If the freedom of speech is taken away then dumb and silent we may be led, like sheep to the slaughter.

- George Washington

Tuesday 1 June 2010

Google Maps - it had to happen

From the storytellers at The Sun:

A WOMAN is suing Google after claiming its maps application gave her directions to a motorway where she was run over.

Lauren Rosenberg is seeking more than £70,000 in damages from the internet search engine claiming they were directly at fault for the accident.

Mrs Rosenberg used Google maps in January last year to get directions by foot to a pal's house.

The application told her to walk for half a mile along "Deer Valley Drive" — which turned out to be a section of the Utah State Route 224 — a motorway with no pavements.

So the route took her to a road that was clearly not a pedestrian route - and she walked along it, because Google told her to?

The case claims that Mrs Rosenberg wasn't warned about this by Google — making them responsible.

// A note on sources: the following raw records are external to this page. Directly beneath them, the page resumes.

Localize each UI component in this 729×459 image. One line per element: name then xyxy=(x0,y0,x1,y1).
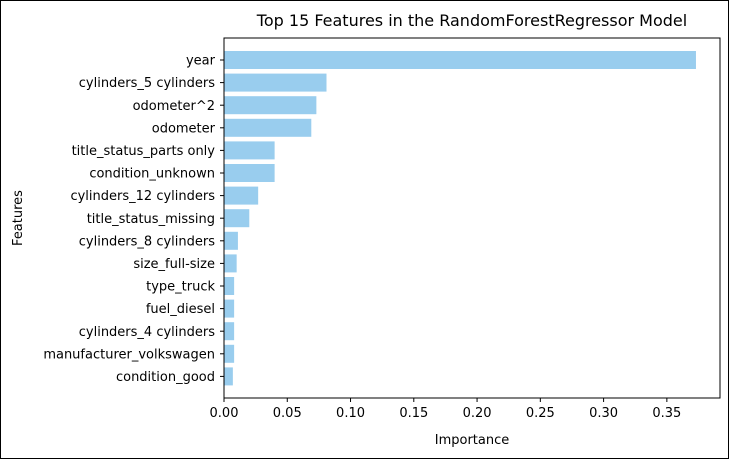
x-tick-label: 0.05 xyxy=(273,406,302,421)
bar xyxy=(224,231,238,250)
bar xyxy=(224,51,696,69)
y-tick-label: odometer xyxy=(152,121,216,136)
y-axis-title: Features xyxy=(11,190,26,246)
x-tick-label: 0.00 xyxy=(210,406,239,421)
y-tick-label: cylinders_8 cylinders xyxy=(79,234,215,249)
y-tick-label: cylinders_4 cylinders xyxy=(79,325,215,340)
y-tick-label: fuel_diesel xyxy=(146,302,215,317)
y-tick-label: odometer^2 xyxy=(133,99,215,114)
y-tick-label: manufacturer_volkswagen xyxy=(43,347,215,362)
bars-layer xyxy=(224,51,696,386)
y-tick-label: size_full-size xyxy=(133,257,215,272)
y-tick-label: cylinders_5 cylinders xyxy=(79,76,215,91)
bar xyxy=(224,164,275,182)
bar xyxy=(224,344,235,363)
y-tick-label: type_truck xyxy=(146,280,215,295)
y-tick-label: condition_good xyxy=(116,370,215,385)
bar xyxy=(224,118,312,137)
x-tick-label: 0.20 xyxy=(463,406,492,421)
bar xyxy=(224,299,235,318)
chart-title: Top 15 Features in the RandomForestRegre… xyxy=(256,11,687,30)
x-axis-title: Importance xyxy=(435,433,510,448)
y-tick-label: cylinders_12 cylinders xyxy=(70,189,215,204)
y-tick-label: title_status_parts only xyxy=(72,144,216,159)
plot-area-border xyxy=(223,37,721,399)
x-tick-label: 0.15 xyxy=(399,406,428,421)
bar xyxy=(224,322,235,341)
bar xyxy=(224,254,237,273)
y-axis-ticks: year cylinders_5 cylinders odometer^2 odome… xyxy=(43,54,224,385)
y-tick-label: year xyxy=(186,54,216,69)
x-axis-ticks: 0.00 0.05 0.10 0.15 0.20 0.25 0.30 0.35 xyxy=(210,398,681,421)
bar xyxy=(224,96,317,115)
bar xyxy=(224,186,259,205)
y-tick-label: condition_unknown xyxy=(89,167,215,182)
bar xyxy=(224,73,327,92)
x-tick-label: 0.35 xyxy=(652,406,681,421)
bar xyxy=(224,209,250,228)
x-tick-label: 0.30 xyxy=(589,406,618,421)
x-tick-label: 0.10 xyxy=(336,406,365,421)
bar xyxy=(224,367,233,386)
x-tick-label: 0.25 xyxy=(526,406,555,421)
bar xyxy=(224,277,235,295)
y-tick-label: title_status_missing xyxy=(87,212,215,227)
bar xyxy=(224,141,275,160)
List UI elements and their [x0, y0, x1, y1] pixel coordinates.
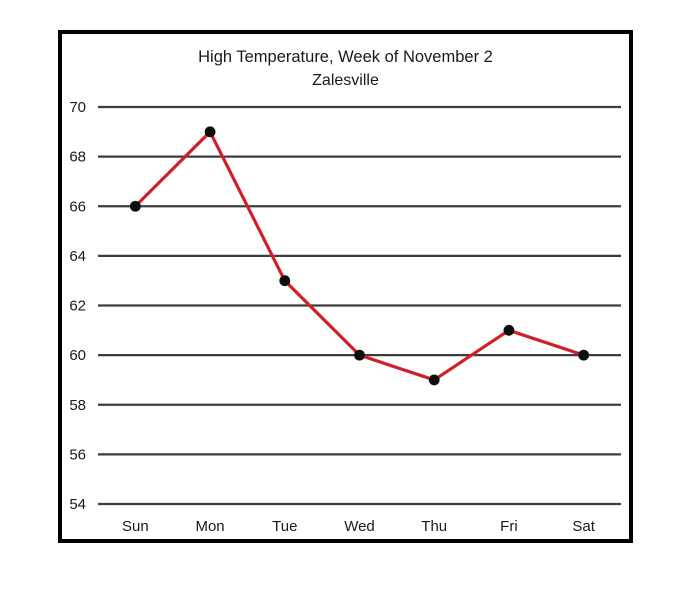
- y-tick-label-64: 64: [69, 248, 86, 265]
- chart-border: [58, 30, 633, 543]
- x-tick-label-wed: Wed: [344, 518, 375, 535]
- data-point-wed: [354, 349, 365, 361]
- y-tick-label-70: 70: [69, 99, 86, 116]
- x-tick-label-sat: Sat: [572, 518, 595, 535]
- data-point-fri: [503, 324, 515, 336]
- y-tick-label-58: 58: [69, 397, 86, 414]
- data-point-tue: [279, 275, 291, 287]
- data-point-sat: [578, 349, 590, 361]
- x-tick-label-tue: Tue: [272, 518, 297, 535]
- y-tick-label-68: 68: [69, 149, 86, 166]
- chart-title: High Temperature, Week of November 2: [198, 48, 493, 66]
- x-tick-label-sun: Sun: [122, 518, 149, 535]
- x-tick-label-thu: Thu: [421, 518, 447, 535]
- y-tick-label-66: 66: [69, 198, 86, 215]
- x-tick-label-mon: Mon: [195, 518, 224, 535]
- data-point-sun: [129, 200, 141, 212]
- data-point-mon: [204, 126, 216, 138]
- y-tick-label-54: 54: [69, 496, 86, 513]
- data-point-thu: [428, 374, 440, 386]
- chart-subtitle: Zalesville: [312, 72, 379, 89]
- x-tick-label-fri: Fri: [500, 518, 518, 535]
- y-tick-label-60: 60: [69, 347, 86, 364]
- y-tick-label-56: 56: [69, 446, 86, 463]
- y-tick-label-62: 62: [69, 298, 86, 315]
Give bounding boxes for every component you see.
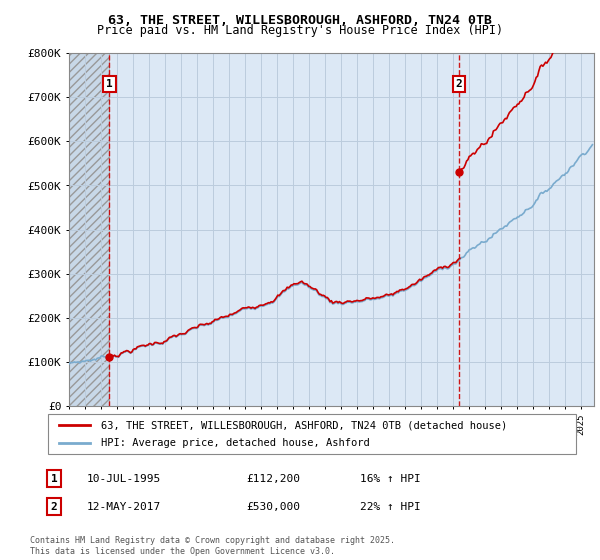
Text: 2: 2	[50, 502, 58, 512]
Text: Price paid vs. HM Land Registry's House Price Index (HPI): Price paid vs. HM Land Registry's House …	[97, 24, 503, 37]
Text: 2: 2	[455, 79, 462, 89]
Text: 1: 1	[106, 79, 113, 89]
Text: HPI: Average price, detached house, Ashford: HPI: Average price, detached house, Ashf…	[101, 437, 370, 447]
Text: 63, THE STREET, WILLESBOROUGH, ASHFORD, TN24 0TB (detached house): 63, THE STREET, WILLESBOROUGH, ASHFORD, …	[101, 421, 507, 431]
Text: 10-JUL-1995: 10-JUL-1995	[87, 474, 161, 484]
FancyBboxPatch shape	[48, 414, 576, 454]
Bar	[69, 53, 109, 406]
Text: 63, THE STREET, WILLESBOROUGH, ASHFORD, TN24 0TB: 63, THE STREET, WILLESBOROUGH, ASHFORD, …	[108, 14, 492, 27]
Text: £530,000: £530,000	[246, 502, 300, 512]
Text: 22% ↑ HPI: 22% ↑ HPI	[360, 502, 421, 512]
Text: Contains HM Land Registry data © Crown copyright and database right 2025.
This d: Contains HM Land Registry data © Crown c…	[30, 536, 395, 556]
Text: 1: 1	[50, 474, 58, 484]
Text: 12-MAY-2017: 12-MAY-2017	[87, 502, 161, 512]
Text: 16% ↑ HPI: 16% ↑ HPI	[360, 474, 421, 484]
Text: £112,200: £112,200	[246, 474, 300, 484]
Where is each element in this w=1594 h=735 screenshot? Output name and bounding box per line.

Ah, the old excuse. I have no responsibility for anything I do, so if someone doesn't warn me specifically not to do something and I get hurt, it's their fault. It's the logic of the spoilt and not very intelligent child.

Google say the directions came with a warning for pedestrians — but Mrs Rosenberg claimed her Blackberry screen was too small to display the caution.

Ah, I see. It's BlackBerry's fault for having a small screen, so that Mrs Rosenberg didn't see the warning NOT TO WALK ON FUCKING MOTORWAYS. I hope she sues them too. For a million dollars. No, make that ten million. Corporate America must learn that they can't just play with people's lives like this.

Actually, I hope the driver of the car that hit her counter-sues for reckless endangerment, or whatever they call it over there.

One of them will win, surely. My money, sadly, is on Mrs Rosenberg.

4 comments:

  1. Or where there's no blame blame will be invented.

    ReplyDelete
  2. That's exactly it. Whereas the law used to take account of common sense, and even had the concept of "author of one's own misfortune", that has now gone in favour of a blame-chasing exercise, with commercial operations the usual victims. After all, they can afford it, can't they? It's now rare, in politics or 'real life', to hear anyone admit blame for anything.

    ReplyDelete
  3. It's so unfortunate that people like this women are allowed to breed and there are so many individuals like her out in this world.

    ReplyDelete
  4. I don't think people were born this way. They develop from self-centred babies into larger self-centred babies - in other words, an important part of the maturation process is missed out. In the UK, I am sure it is a consequence of the 'State will always look after you' ethos. It works with dogs, after all - if you keep feeding a dog, he stays infantilised and tame. Perhaps in the US it is the culture of high self-esteem, the idea that we are all special and that everything should be arranged to our own personal satisfaction. (I'm not saying all Americans are afflicted with this, but it's a phenomenon that originated there, I'm sure.) It's almost a form of solipsism: the idea that you are the only one that matters ("Because You're Worth It"), if anything goes wrong to disturb your perfect world it must be someone else's malice or negligence, and never your own shortcomings, of which there are none.

    It's already here, though. No need to wait.